One of America’s most influential architects called Chicago home for over 30 years, where he left his mark on the city’s skyline. Now, for the first time in over a decade, Mies van der Rohe’s personal residence in Streeterville is up for sale. Architecture critics found it ironic that van der Rohe did not live in a building of his own design; instead, he chose to live in the Campbell Apartments, an updated version of an Italianate Renaissance palace designed by Robert S. De Golyer in 1917. Although he briefly considered moving into his influential 860–880 Lake Shore Drive building a few blocks away, van der Rohe said in an interview that “he feared tenants would complain to him personally. He would rather look out the window of the two modernist towers than be stuck inside them.” While some may find Mies’ steel and glass structures minimal and austere, it’s hard to deny the impact his groundbreaking high-rise residential design had on our built environment.
Van der Rohe’s personal home has hit the market for $825,000. In 1938, the architect left Germany and lived in various hotel rooms before settling here a few years later.
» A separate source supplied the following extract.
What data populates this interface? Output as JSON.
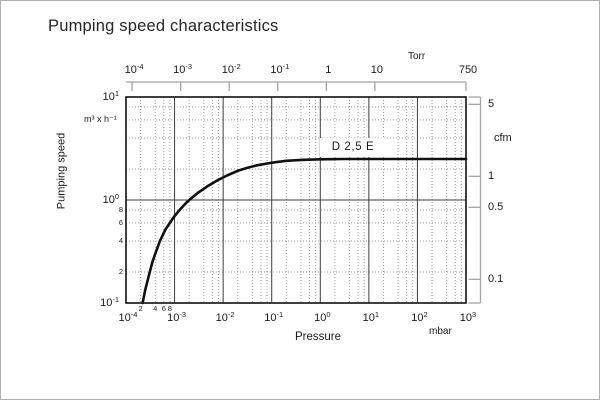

An elegant six-story building with two apartments per floor, there are beautiful classical details throughout the cozy space, pretty much the opposite of Mie’s own open-plan designs. This vintage but renovated mezzanine has two en-suite bedrooms, a large butler’s pantry, a possible third bedroom or office right off the kitchen, and in-unit laundry. It is located across the street from the Museum of Contemporary Art and just steps from Lake Michigan and all the hustle and bustle of the Magnificent Mile.
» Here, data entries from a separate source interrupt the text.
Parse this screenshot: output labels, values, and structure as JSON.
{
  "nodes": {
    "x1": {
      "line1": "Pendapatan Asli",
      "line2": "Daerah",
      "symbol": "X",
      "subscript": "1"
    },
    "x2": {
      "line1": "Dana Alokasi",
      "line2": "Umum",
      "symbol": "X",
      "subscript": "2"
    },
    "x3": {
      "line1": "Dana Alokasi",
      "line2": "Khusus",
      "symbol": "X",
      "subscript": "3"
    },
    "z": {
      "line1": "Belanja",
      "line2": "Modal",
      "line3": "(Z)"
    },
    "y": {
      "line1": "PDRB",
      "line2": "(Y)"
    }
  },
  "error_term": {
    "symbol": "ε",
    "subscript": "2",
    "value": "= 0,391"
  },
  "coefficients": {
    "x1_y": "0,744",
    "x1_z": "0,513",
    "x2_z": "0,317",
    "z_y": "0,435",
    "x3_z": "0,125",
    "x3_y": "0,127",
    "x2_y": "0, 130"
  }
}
One of van der Rohe’s best-known projects was 860–880 North Lake Shore Drive, commissioned by developer Herbert Greenwald and constructed between 1949–51. This southwest corner unit was reinterpreted by an architect who transformed what was a three-bedroom into a light and airy two-bedroom residence. Miesian touches are everywhere from functional millwork to cork flooring, but the most dominant feature is a custom-designed travertine dining table. As part of a cooperative, owners pay a monthly assessment that includes property taxes, utilities, maintenance expenses and the property’s mortgage.
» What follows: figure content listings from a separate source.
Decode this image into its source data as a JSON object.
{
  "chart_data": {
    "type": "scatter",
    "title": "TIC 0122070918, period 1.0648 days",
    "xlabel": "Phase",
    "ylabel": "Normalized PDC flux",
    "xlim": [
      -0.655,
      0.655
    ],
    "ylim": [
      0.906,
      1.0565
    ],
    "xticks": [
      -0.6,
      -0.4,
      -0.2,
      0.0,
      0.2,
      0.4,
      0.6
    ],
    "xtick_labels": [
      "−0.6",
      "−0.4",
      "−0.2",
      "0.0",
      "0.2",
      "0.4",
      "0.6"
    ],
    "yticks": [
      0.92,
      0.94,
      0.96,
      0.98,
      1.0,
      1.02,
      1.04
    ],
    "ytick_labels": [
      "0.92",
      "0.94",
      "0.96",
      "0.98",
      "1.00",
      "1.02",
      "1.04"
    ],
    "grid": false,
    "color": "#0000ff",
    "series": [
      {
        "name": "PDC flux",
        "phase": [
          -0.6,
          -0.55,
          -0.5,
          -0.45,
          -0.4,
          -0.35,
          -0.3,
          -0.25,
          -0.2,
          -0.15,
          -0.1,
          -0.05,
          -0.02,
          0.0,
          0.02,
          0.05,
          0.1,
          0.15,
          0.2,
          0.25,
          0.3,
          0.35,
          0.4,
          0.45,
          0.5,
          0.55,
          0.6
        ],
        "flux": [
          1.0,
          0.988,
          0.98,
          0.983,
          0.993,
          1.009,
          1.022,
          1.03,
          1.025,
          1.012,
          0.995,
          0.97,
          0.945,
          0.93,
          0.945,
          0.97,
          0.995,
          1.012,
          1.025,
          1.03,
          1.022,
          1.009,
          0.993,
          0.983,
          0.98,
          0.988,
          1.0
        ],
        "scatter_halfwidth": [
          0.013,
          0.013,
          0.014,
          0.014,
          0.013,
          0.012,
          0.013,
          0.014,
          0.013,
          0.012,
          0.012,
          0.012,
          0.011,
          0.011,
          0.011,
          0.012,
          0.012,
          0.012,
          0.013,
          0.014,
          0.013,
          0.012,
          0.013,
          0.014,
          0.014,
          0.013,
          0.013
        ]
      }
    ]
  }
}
The success of 860–880 Lake Shore Drive led Mies to design the Esplanade Apartments. The building was built between 1953–56 and has a slimmer dark-tinted glass curtain wall compared to its neighbor to the south. Converted to apartments in 1979, former residents include van der Rohe’s grandson, Dirk Lohan, as well as other famous architects such as Stanley Tigerman and Brigitte Peterhans. In this particular listing, three individual units were combined into a large four-bedroom, three-bathroom home with two full walls of floor-to-ceiling windows. Imagine waking up from one of the bedrooms with endless lake views and natural light.
Lakeview’s Commonwealth Plaza was another investment by van der Rohe’s most important client, Herbert Greenwald, whose death in 1959 stopped the development of two more towers planned for the site. Located on the top floor, this one-bedroom, two-bathroom loft-style apartment has stunning views of the lake, downtown skyline, and nearby Lincoln Park. The all-amenity buildings come with $1,412 monthly HOA fees that cover an outdoor pool, tennis court, 24-hour security and heat/water/air conditioning. There is a long wait for parking, but this unit comes with one space in the attached garage (but you’re out of luck if you like a variety of pets – only cats are allowed in this complex).
Our latest property happens to be the last high-rise residential building created by van der Rohe in Chicago. The 30-story, 264-unit building dates back to 1963 with its $960 monthly HOA fees that cover services like heat and air conditioning, as well as a 24-hour security and on-site manager. Currently listed at $459,900, this southwest two bedroom, two bath unit has been recently renovated. Not only can residents enjoy an outdoor pool, but there are stunning views of Lincoln Park and Lake Michigan from the building’s rooftop.